Anyway, the trick (which is not a trick) is to write things that are true and sincere and treat the reader like a human being. If you wouldn't say something to someone's face without them wanting to punch you, don't write it on your website. If you don't have factual things to say that make people want to buy your product, make a better product. No opinion about whether this is better for sales funnels, don't even care. But it will make me respect the company more.
I believe that you made your point, and yet I also still think it's not a binary. There's certainly room for more flowery, metaphor-driven descriptions in marketing even if it's not as bluntly spec-driven as you'd prefer. For a lot of customer demos, it's trying to strike the right balance between intimidating and approachable.

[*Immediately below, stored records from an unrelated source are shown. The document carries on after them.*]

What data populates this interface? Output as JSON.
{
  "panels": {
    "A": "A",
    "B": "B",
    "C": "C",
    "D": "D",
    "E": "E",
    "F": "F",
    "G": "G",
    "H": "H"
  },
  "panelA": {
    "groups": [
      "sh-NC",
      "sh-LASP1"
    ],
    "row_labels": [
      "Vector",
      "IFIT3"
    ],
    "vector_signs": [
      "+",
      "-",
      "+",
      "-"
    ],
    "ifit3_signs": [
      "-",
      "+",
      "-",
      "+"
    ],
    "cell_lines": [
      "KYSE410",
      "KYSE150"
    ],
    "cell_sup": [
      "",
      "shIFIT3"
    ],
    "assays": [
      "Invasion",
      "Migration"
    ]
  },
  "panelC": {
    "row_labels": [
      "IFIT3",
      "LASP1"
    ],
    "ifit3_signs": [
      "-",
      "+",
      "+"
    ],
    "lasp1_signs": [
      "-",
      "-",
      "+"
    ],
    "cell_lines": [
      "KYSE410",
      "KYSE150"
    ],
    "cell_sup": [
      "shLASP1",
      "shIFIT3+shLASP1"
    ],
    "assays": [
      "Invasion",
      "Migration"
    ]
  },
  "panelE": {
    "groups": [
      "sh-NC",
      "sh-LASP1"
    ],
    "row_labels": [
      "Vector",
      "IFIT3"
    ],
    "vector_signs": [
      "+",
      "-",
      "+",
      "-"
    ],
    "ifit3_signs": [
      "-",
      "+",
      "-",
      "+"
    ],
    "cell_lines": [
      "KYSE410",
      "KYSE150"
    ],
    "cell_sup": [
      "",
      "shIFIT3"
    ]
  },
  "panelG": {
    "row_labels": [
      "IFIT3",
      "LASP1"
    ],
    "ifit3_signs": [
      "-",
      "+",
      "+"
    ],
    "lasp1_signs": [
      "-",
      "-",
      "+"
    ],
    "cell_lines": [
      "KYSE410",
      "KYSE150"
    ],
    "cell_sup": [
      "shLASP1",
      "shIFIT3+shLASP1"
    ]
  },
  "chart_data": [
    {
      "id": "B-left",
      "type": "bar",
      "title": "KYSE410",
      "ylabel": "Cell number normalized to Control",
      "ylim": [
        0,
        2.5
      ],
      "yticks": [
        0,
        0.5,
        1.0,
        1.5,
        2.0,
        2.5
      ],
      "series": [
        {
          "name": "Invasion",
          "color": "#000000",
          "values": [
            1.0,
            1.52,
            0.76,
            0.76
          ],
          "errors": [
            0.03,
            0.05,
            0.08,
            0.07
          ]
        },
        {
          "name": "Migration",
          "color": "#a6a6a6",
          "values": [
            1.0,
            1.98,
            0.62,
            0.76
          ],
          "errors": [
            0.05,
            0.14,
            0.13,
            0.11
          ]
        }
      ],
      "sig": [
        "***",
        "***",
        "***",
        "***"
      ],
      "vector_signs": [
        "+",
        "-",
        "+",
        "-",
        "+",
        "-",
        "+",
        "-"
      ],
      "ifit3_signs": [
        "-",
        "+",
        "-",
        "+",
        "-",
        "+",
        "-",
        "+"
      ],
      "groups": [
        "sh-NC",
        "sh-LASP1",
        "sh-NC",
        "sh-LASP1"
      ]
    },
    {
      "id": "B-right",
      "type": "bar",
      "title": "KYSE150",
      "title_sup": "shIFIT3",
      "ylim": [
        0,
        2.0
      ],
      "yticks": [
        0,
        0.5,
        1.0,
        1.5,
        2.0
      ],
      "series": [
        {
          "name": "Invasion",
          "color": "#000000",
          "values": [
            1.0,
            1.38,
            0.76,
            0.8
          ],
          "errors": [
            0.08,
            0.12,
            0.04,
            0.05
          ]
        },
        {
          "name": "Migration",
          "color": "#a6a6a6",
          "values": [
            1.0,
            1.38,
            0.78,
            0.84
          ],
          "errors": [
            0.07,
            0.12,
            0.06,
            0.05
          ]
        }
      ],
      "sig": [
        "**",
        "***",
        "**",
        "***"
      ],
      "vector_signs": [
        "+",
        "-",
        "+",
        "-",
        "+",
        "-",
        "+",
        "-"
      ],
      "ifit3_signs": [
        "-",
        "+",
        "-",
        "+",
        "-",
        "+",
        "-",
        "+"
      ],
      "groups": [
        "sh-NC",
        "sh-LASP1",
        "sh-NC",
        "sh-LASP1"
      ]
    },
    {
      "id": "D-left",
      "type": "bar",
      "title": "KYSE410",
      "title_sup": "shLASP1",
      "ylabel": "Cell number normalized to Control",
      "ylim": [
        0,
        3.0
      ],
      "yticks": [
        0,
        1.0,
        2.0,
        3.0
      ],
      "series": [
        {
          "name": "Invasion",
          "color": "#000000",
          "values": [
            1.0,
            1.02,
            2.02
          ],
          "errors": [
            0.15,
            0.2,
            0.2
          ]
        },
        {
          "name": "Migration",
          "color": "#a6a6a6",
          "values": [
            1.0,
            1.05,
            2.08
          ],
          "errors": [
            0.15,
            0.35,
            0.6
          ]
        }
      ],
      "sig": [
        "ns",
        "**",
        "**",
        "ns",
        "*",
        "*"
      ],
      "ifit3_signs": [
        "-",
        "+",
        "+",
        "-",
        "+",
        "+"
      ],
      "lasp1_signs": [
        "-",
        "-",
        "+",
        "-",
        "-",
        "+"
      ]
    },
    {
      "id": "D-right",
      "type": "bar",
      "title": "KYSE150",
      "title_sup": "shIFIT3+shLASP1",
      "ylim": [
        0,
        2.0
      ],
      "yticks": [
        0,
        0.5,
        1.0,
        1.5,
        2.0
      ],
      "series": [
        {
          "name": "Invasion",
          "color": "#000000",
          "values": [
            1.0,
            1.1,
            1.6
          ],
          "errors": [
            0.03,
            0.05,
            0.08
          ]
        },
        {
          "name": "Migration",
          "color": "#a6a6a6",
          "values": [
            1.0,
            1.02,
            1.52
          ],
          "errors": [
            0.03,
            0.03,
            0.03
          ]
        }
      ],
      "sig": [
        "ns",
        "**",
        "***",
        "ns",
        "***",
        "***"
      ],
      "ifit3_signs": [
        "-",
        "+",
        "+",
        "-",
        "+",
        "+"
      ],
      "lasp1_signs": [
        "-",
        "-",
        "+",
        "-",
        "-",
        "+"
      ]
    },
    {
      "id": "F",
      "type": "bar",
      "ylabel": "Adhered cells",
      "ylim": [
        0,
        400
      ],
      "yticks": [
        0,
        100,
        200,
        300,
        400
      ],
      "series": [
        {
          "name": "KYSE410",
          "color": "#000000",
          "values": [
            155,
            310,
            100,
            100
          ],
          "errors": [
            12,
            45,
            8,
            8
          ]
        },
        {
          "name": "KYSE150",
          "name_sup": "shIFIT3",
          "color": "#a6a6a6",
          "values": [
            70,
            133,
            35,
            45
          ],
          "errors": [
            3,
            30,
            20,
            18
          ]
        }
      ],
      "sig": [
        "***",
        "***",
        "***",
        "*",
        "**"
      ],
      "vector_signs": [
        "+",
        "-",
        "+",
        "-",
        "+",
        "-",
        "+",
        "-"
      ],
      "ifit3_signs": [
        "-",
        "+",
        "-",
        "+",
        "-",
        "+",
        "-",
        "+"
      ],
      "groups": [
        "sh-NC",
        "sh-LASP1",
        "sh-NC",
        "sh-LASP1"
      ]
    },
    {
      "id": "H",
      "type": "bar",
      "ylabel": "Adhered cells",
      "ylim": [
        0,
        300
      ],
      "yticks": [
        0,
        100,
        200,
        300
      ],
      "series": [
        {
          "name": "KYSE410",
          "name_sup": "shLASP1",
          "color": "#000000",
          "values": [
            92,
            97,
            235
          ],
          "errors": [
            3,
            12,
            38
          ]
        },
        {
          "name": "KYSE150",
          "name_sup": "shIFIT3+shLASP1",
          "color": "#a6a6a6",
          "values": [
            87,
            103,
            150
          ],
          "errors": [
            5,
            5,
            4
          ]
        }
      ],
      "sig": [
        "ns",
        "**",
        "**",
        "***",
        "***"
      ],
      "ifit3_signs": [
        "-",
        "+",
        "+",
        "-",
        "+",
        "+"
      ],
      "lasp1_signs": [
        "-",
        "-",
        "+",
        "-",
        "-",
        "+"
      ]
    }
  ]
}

I do think that people need to chill out on the knee-jerk declarations of AI slop every time something isn't as tight and poetic as they'd like. I remember (and am still bothered by) commercials in the 90s showing eg smiling moms shaking empty McCain frozen French fry bags upside down to illustrate how they are so desirable, you literally can't have enough of them.
In other words, what you're uptight about is not slop so much as late stage capitalism.